Quando vereadores da oposição apresentam requerimentos pedindo esclarecimentos sobre atos da administração, a resposta muitas vezes vem em versão resumida: “está no Portal da Transparência”. Em outras situações, a administração opta por divulgar notas de esclarecimento em redes sociais ou no portal oficial da Prefeitura.
No entanto, quando um requerimento formal é apresentado por um vereador no exercício de sua função fiscalizadora, espera-se uma resposta igualmente formal, completa e acompanhada dos documentos, contratos, processos licitatórios e demais informações solicitadas.
Afinal, notas publicadas para a opinião pública não substituem a obrigação de responder oficialmente aos questionamentos apresentados pelo Poder Legislativo. Os vereadores merecem respostas à altura dos requerimentos que apresentam, especialmente quando tratam da aplicação de recursos públicos e de atos da gestão municipal.
Mas fica uma dúvida: se a informação está tão clara e acessível, por que não encaminhar os documentos solicitados e encerrar a discussão de uma vez?
Enquanto isso, boa parte da Câmara segue ocupada com uma pauta bem menos polêmica: pedidos de quebra-molas, postes de iluminação, troca de lâmpadas e moções de aplausos. Tudo importante, sem dúvida. Porém, fiscalizar contratos, acompanhar licitações, analisar gastos públicos e cobrar explicações também faz parte da função de um vereador.

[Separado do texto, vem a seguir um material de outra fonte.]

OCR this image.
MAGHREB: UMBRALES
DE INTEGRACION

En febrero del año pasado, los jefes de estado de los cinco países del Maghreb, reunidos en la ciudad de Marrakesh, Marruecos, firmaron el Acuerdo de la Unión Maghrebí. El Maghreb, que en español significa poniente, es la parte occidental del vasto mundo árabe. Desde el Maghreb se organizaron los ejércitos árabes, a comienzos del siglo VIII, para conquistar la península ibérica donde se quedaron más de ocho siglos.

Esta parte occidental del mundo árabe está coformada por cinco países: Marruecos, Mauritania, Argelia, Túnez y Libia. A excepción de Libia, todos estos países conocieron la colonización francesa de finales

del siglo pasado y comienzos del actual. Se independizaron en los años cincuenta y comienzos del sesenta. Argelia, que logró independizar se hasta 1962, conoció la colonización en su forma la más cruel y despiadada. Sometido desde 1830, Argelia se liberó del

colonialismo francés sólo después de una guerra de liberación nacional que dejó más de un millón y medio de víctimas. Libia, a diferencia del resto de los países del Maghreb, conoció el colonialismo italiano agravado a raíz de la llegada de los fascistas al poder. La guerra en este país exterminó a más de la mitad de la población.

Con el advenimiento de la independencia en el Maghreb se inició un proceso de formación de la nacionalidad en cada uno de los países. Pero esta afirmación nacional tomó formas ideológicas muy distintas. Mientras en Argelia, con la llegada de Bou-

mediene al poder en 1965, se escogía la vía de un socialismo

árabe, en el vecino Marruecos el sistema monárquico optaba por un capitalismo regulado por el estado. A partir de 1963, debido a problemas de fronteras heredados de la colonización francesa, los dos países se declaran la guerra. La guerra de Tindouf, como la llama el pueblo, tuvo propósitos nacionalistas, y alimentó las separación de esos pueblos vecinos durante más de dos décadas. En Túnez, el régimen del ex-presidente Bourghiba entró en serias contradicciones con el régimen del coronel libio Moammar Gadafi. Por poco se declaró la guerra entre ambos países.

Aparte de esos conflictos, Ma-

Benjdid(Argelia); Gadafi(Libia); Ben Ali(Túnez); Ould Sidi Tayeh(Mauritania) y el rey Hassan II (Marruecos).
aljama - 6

O cidadão que paga impostos espera mais do que unanimidade. Espera independência, fiscalização e respostas.
Afinal, a Câmara Municipal recebe mensalmente um duodécimo significativo justamente para exercer seu papel constitucional de fiscalizar o Poder Executivo. E fiscalização não se resume a aprovar tudo sem questionamentos ou limitar a atuação parlamentar a indicações de rotina.
A população não precisa apenas de uma Câmara que homenageia, parabeniza e solicita melhorias pontuais. Precisa de uma Câmara que investigue, questione, acompanhe contratos e cobre resultados.
Porque poste se troca, quebra-mola se constrói, moção se imprime. Mas transparência, prestação de contas e respeito ao dinheiro público são deveres permanentes de qualquer administração.
No fim das contas, a pergunta que permanece sem resposta é simples:
Se quem fiscaliza não recebe as informações de forma completa, como a população poderá exercer o seu próprio controle sobre os atos da administração pública?